The psychiatrist suggested two options: pay an over-priced shrink to talk or medication. The less-than-helpful advice of "thinking positive" from therapists disqualified talk therapy. Taking a pill with the ability to numb myself from the world and increase my risk of suicide was hardly convincing. With all this in mind, I took the greatest risk in my life. I opted for self-treatment. I was strongly warned by the psychiatrist to not undergo this route but it was far more reasonable than being lectured with words I could find in self-help books and committing mental suicide with medication.
I posted a question on a mental health forum on where to begin and saw a curt response: "Don't give a damn." I was ready to disregard it as I did with the therapist when I realized there was validity in his post. My acute sensitivity to what was occurring around me and in the world did weigh down my thoughts. However, why would I callous myself from the thoughts I was trying to resolve? In defiance, I did not take his advice. I picked up Vonnegut's Mother Night, finished it in a bout of insomnia, and waited in morning for the library to open and get my hands on Kierkegaard's Either/Or. This process cycled frequently enough for the librarians to know me by name and they started offering book suggestions. I experimented with expressing myself, something I was never used to. I wrote crude criticisms on the educational system, government policy, society... anything that troubled me as a method of catharsis. I jumped into activities my family would have never imagined me doing, abruptly picking up running eight miles every other day with my cross country friends, convincing my uncle to let me cook and serve at his restaurant part-time, playing the viola after a year of hiatus, and resuming my love for reverse engineering (fancy for "taking apart electronics to learn how they work") at the cost of my parent's dismay.

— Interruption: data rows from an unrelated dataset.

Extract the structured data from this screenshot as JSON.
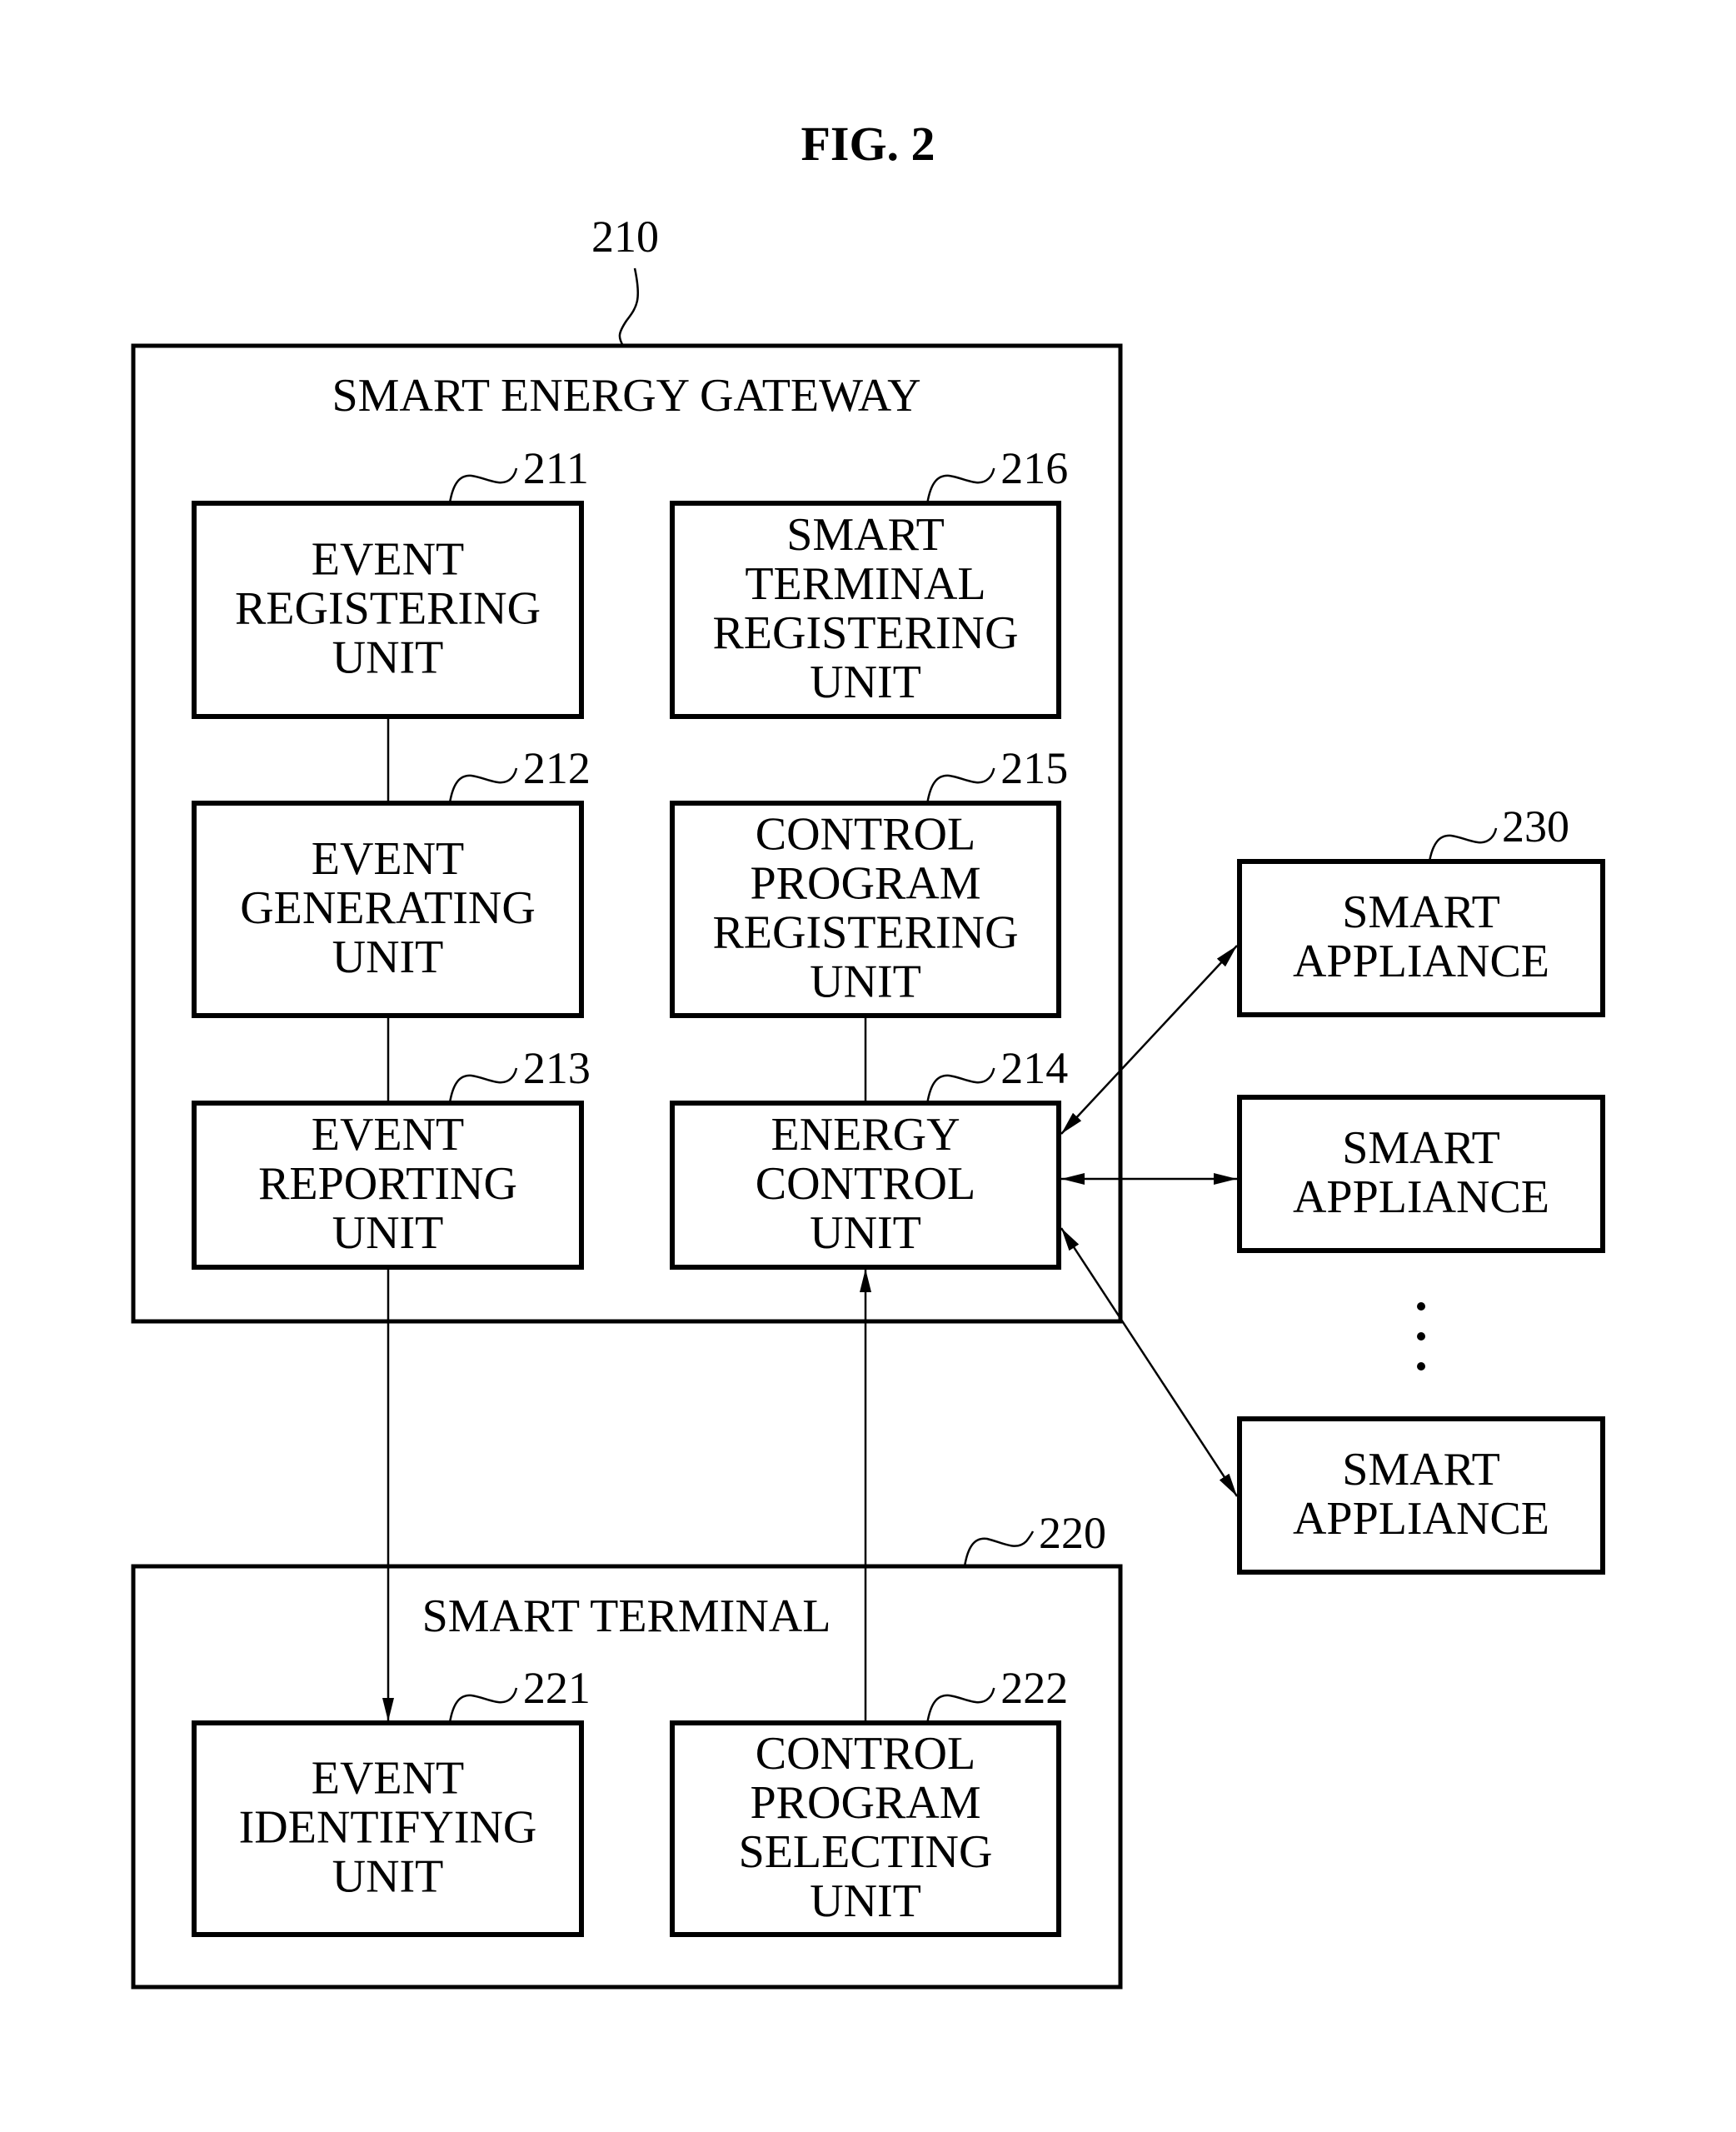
{
  "figure": {
    "title": "FIG. 2"
  },
  "gateway": {
    "ref": "210",
    "title": "SMART ENERGY GATEWAY",
    "units": [
      {
        "id": "211",
        "ref": "211",
        "lines": [
          "EVENT",
          "REGISTERING",
          "UNIT"
        ]
      },
      {
        "id": "216",
        "ref": "216",
        "lines": [
          "SMART",
          "TERMINAL",
          "REGISTERING",
          "UNIT"
        ]
      },
      {
        "id": "212",
        "ref": "212",
        "lines": [
          "EVENT",
          "GENERATING",
          "UNIT"
        ]
      },
      {
        "id": "215",
        "ref": "215",
        "lines": [
          "CONTROL",
          "PROGRAM",
          "REGISTERING",
          "UNIT"
        ]
      },
      {
        "id": "213",
        "ref": "213",
        "lines": [
          "EVENT",
          "REPORTING",
          "UNIT"
        ]
      },
      {
        "id": "214",
        "ref": "214",
        "lines": [
          "ENERGY",
          "CONTROL",
          "UNIT"
        ]
      }
    ]
  },
  "terminal": {
    "ref": "220",
    "title": "SMART TERMINAL",
    "units": [
      {
        "id": "221",
        "ref": "221",
        "lines": [
          "EVENT",
          "IDENTIFYING",
          "UNIT"
        ]
      },
      {
        "id": "222",
        "ref": "222",
        "lines": [
          "CONTROL",
          "PROGRAM",
          "SELECTING",
          "UNIT"
        ]
      }
    ]
  },
  "appliances": {
    "ref": "230",
    "items": [
      {
        "lines": [
          "SMART",
          "APPLIANCE"
        ]
      },
      {
        "lines": [
          "SMART",
          "APPLIANCE"
        ]
      },
      {
        "lines": [
          "SMART",
          "APPLIANCE"
        ]
      }
    ],
    "ellipsis": "⋮"
  }
}
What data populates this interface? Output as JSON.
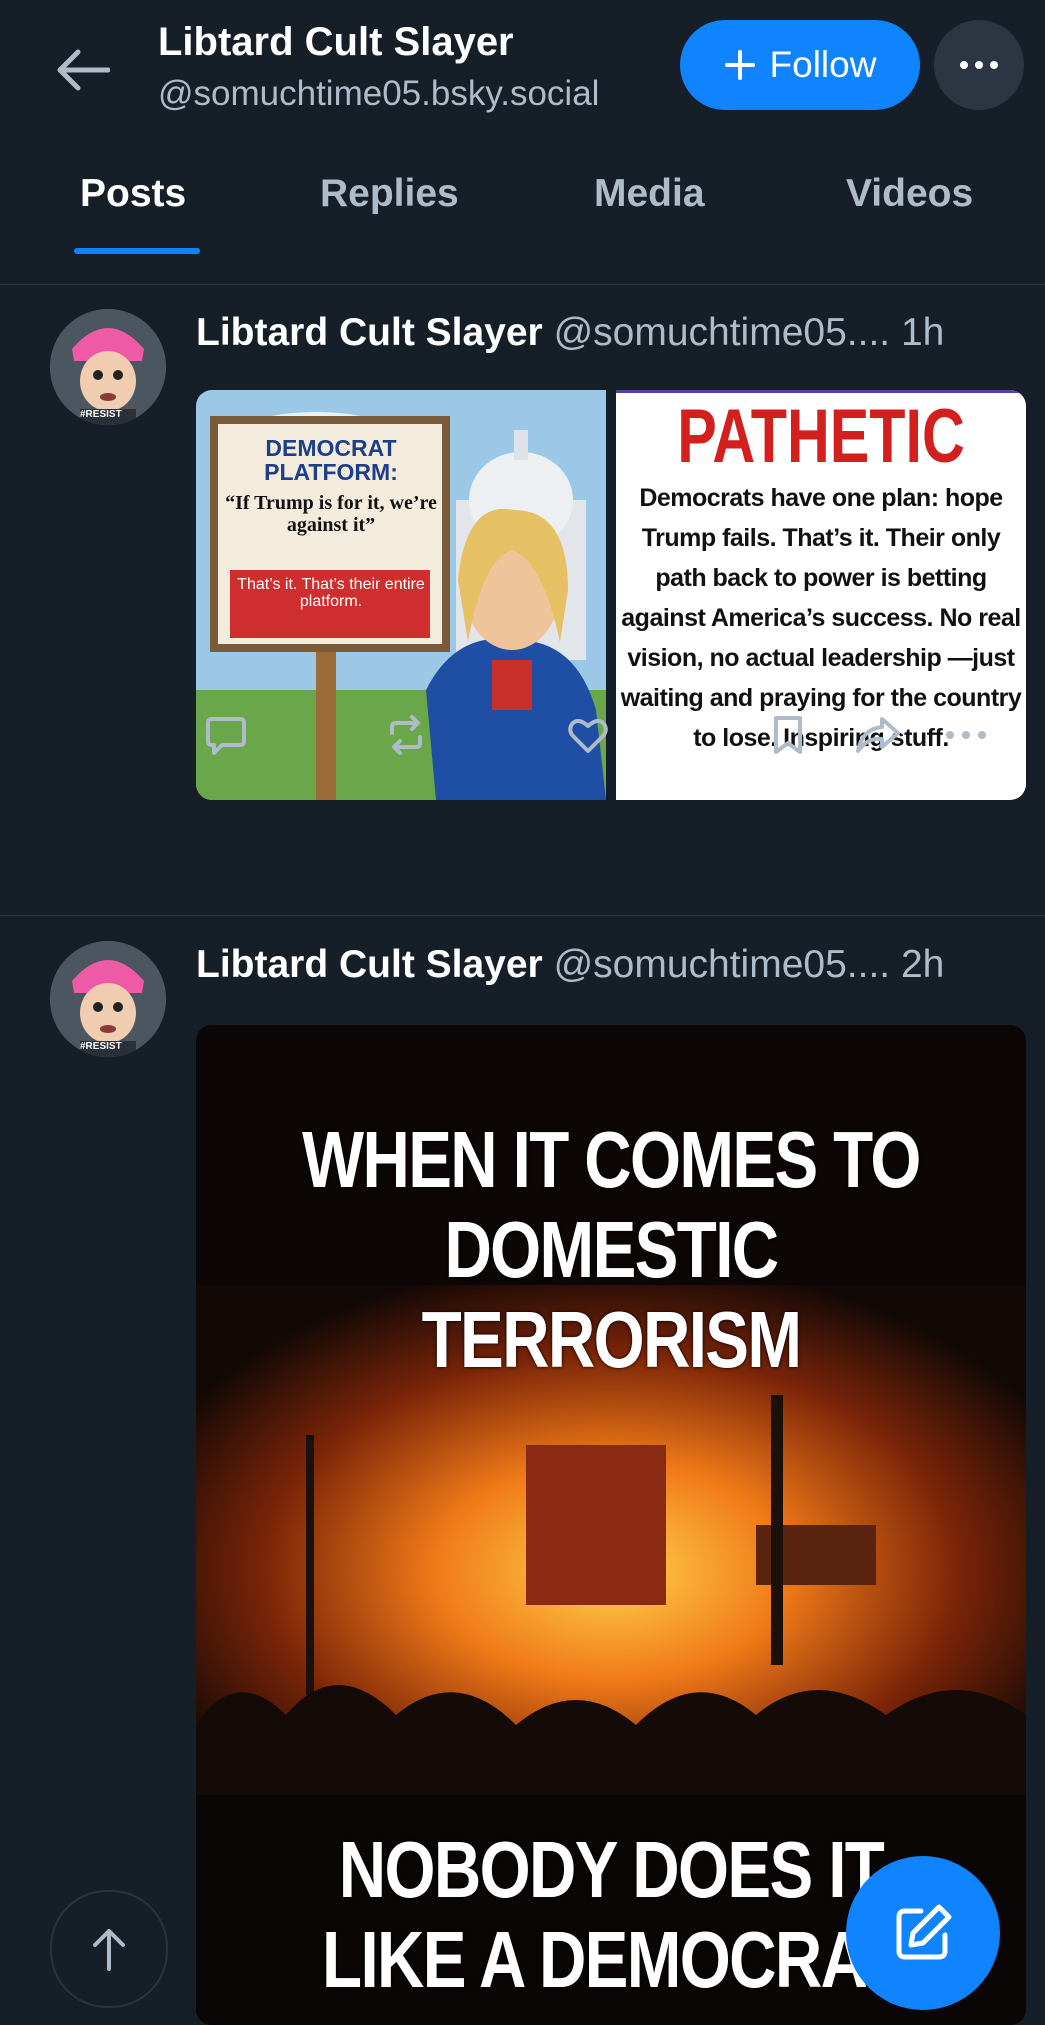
{
  "header": {
    "display_name": "Libtard Cult Slayer",
    "handle": "@somuchtime05.bsky.social",
    "follow_label": "Follow"
  },
  "tabs": [
    {
      "label": "Posts",
      "active": true
    },
    {
      "label": "Replies",
      "active": false
    },
    {
      "label": "Media",
      "active": false
    },
    {
      "label": "Videos",
      "active": false
    }
  ],
  "posts": [
    {
      "author": "Libtard Cult Slayer",
      "handle": "@somuchtime05....",
      "time": "1h",
      "avatar_badge": "#RESIST",
      "images": [
        {
          "sign_title": "DEMOCRAT PLATFORM:",
          "sign_quote": "“If Trump is for it, we’re against it”",
          "sign_footer": "That’s it. That’s their entire platform."
        },
        {
          "headline": "PATHETIC",
          "body": "Democrats have one plan: hope Trump fails. That’s it. Their only path back to power is betting against America’s success. No real vision, no actual leadership —just waiting and praying for the country to lose. Inspiring stuff."
        }
      ]
    },
    {
      "author": "Libtard Cult Slayer",
      "handle": "@somuchtime05....",
      "time": "2h",
      "avatar_badge": "#RESIST",
      "image": {
        "top_text": "WHEN IT COMES TO DOMESTIC TERRORISM",
        "bottom_text": "NOBODY DOES IT LIKE A DEMOCRAT"
      }
    }
  ],
  "icons": {
    "back": "arrow-left-icon",
    "plus": "plus-icon",
    "more": "ellipsis-icon",
    "reply": "chat-bubble-icon",
    "repost": "repost-icon",
    "like": "heart-icon",
    "bookmark": "bookmark-icon",
    "share": "share-arrow-icon",
    "compose": "pencil-square-icon",
    "scroll_top": "arrow-up-icon"
  },
  "colors": {
    "background": "#161e27",
    "accent": "#1083fe",
    "muted_text": "#aebbc9"
  }
}
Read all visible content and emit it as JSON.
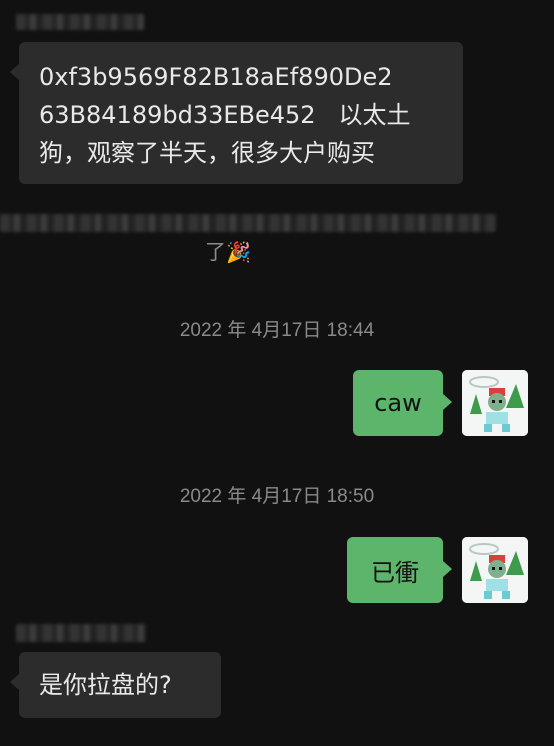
{
  "messages": {
    "msg1": {
      "text_line1": "0xf3b9569F82B18aEf890De2",
      "text_line2": "63B84189bd33EBe452   以太土",
      "text_line3": "狗，观察了半天，很多大户购买"
    },
    "system": {
      "tail_text": "了",
      "emoji": "🎉"
    },
    "timestamp1": "2022 年 4月17日 18:44",
    "msg2": {
      "text": "caw"
    },
    "timestamp2": "2022 年 4月17日 18:50",
    "msg3": {
      "text": "已衝"
    },
    "msg4": {
      "text": "是你拉盘的?"
    }
  },
  "colors": {
    "background": "#111111",
    "incoming_bubble": "#2c2c2c",
    "outgoing_bubble": "#5cb56a",
    "timestamp_text": "#8a8a8a"
  }
}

The latest risk I am taking is writing this personal statement on my depression. Its stigmatization gives me reason not to disclose my condition, but it was integral to who I have become and to deny its existence would deny my own existence. I have tamed and assimilated my depression as my muse that I am thankful for. Its ongoing presence serves as my inspiration to learn, to express myself, to dissolve any doubts about my abilities, and to deny it the privilege of defining me.